28 Zijn profeten bestrijken hen met kalk: loze zieners en valse voorspellers, die zeggen: "Zo spreekt Jahweh, de Heer", terwijl Jahweh niet gesproken heeft!
Und seine Propheten bestreichen ihnen [den Priestern und den Fürsten] alles mit Tünche, indem sie Eitles schauen und ihnen Lügen wahrsagen und sprechen: So spricht der Herr, Jehova! und doch hat Jehova nicht geredet.
29 De burgers handelen hardvochtig, en eigenen zich andermans goed toe; zij verschoppen den misdeelde en behoeftige, onderdrukken de vreemdelingen als rechtelozen.
Das Volk des Landes [d. i. das gemeine Volk] verübt Erpressung [O. Gewalttat] und begeht Raub; und den Elenden und Dürftigen bedrücken sie, und den Fremdling übervorteilen [O. vergewaltigen] sie widerrechtlich.
30 Ik zocht onder hen naar een man, die de muur versperde, of tegenover Mij op de bres ging staan ten gunste van het land, opdat Ik het niet zou verwoesten, maar Ik vond er niet één.

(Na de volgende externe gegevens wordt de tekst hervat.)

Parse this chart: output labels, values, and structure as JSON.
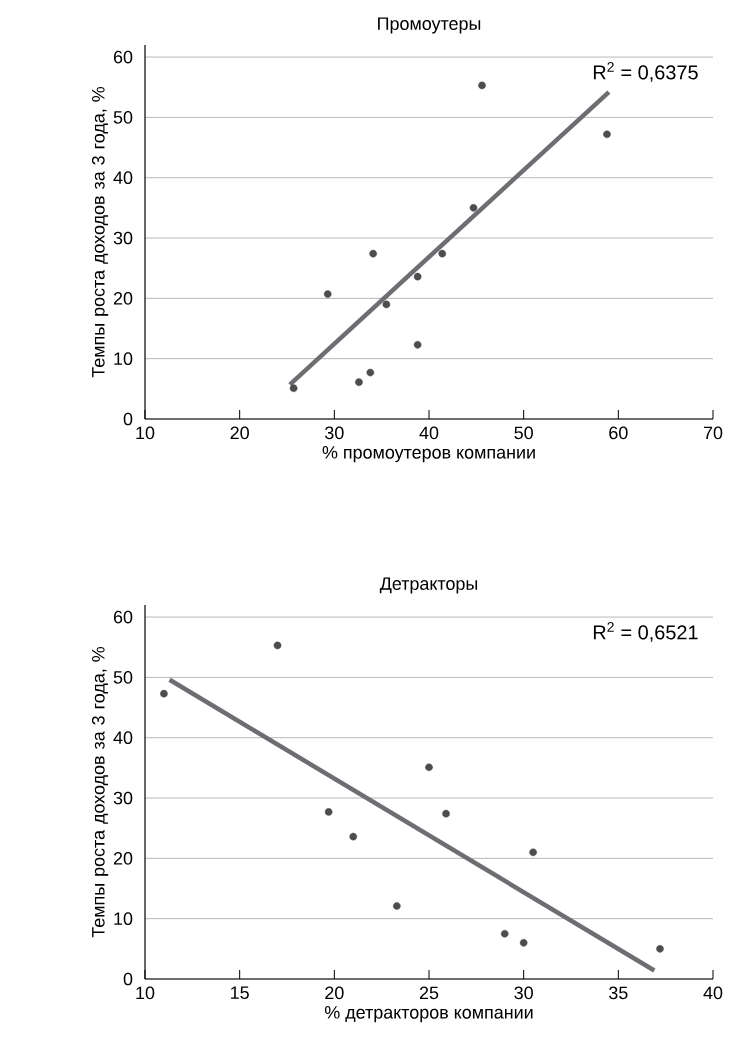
{
  "chart_data": [
    {
      "type": "scatter",
      "title": "Промоутеры",
      "xlabel": "% промоутеров компании",
      "ylabel": "Темпы роста доходов за 3 года, %",
      "annotations": [
        "R$^{2}$ = 0,6375"
      ],
      "xlim": [
        10,
        70
      ],
      "xticks": [
        10,
        20,
        30,
        40,
        50,
        60,
        70
      ],
      "ylim": [
        0,
        62
      ],
      "yticks": [
        0,
        10,
        20,
        30,
        40,
        50,
        60
      ],
      "grid": "y",
      "marker": "circle",
      "series": [
        {
          "color": "#4d4d4f",
          "x": [
            25.7,
            29.3,
            32.6,
            33.8,
            34.1,
            35.5,
            38.8,
            38.8,
            41.4,
            44.7,
            45.6,
            58.8
          ],
          "values": [
            5.1,
            20.7,
            6.1,
            7.7,
            27.4,
            19.0,
            23.6,
            12.3,
            27.4,
            35.0,
            55.3,
            47.2
          ]
        },
        {
          "type": "line",
          "color": "#6d6e71",
          "marker": "none",
          "x": [
            25.3,
            59.0
          ],
          "values": [
            5.7,
            54.2
          ]
        }
      ]
    },
    {
      "type": "scatter",
      "title": "Детракторы",
      "xlabel": "% детракторов компании",
      "ylabel": "Темпы роста доходов за 3 года, %",
      "annotations": [
        "R$^{2}$ = 0,6521"
      ],
      "xlim": [
        10,
        40
      ],
      "xticks": [
        10,
        15,
        20,
        25,
        30,
        35,
        40
      ],
      "ylim": [
        0,
        62
      ],
      "yticks": [
        0,
        10,
        20,
        30,
        40,
        50,
        60
      ],
      "grid": "y",
      "marker": "circle",
      "series": [
        {
          "color": "#4d4d4f",
          "x": [
            11.0,
            17.0,
            19.7,
            21.0,
            23.3,
            25.0,
            25.9,
            30.5,
            29.0,
            30.0,
            37.2
          ],
          "values": [
            47.3,
            55.3,
            27.7,
            23.6,
            12.1,
            35.1,
            27.4,
            21.0,
            7.5,
            6.0,
            5.0
          ]
        },
        {
          "type": "line",
          "color": "#6d6e71",
          "marker": "none",
          "x": [
            11.3,
            36.9
          ],
          "values": [
            49.6,
            1.4
          ]
        }
      ]
    }
  ]
}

Und ich suchte einen Mann unter ihnen, der die Mauer zumauern und vor mir in den Riß treten möchte für das Land, auf daß ich es nicht verderbte; aber ich fand keinen.
31 Nu stort Ik mijn woede over hen uit, in mijn brandende toorn reken Ik met hen af; hun gedrag zal Ik op hun hoofden doen neerkomen, zegt Jahweh, de Heer!
Und ich gieße meinen Zorn über sie aus, vernichte sie durch das Feuer meines Grimmes; ich bringe ihren Weg auf ihren Kopf, spricht der Herr, Jehova.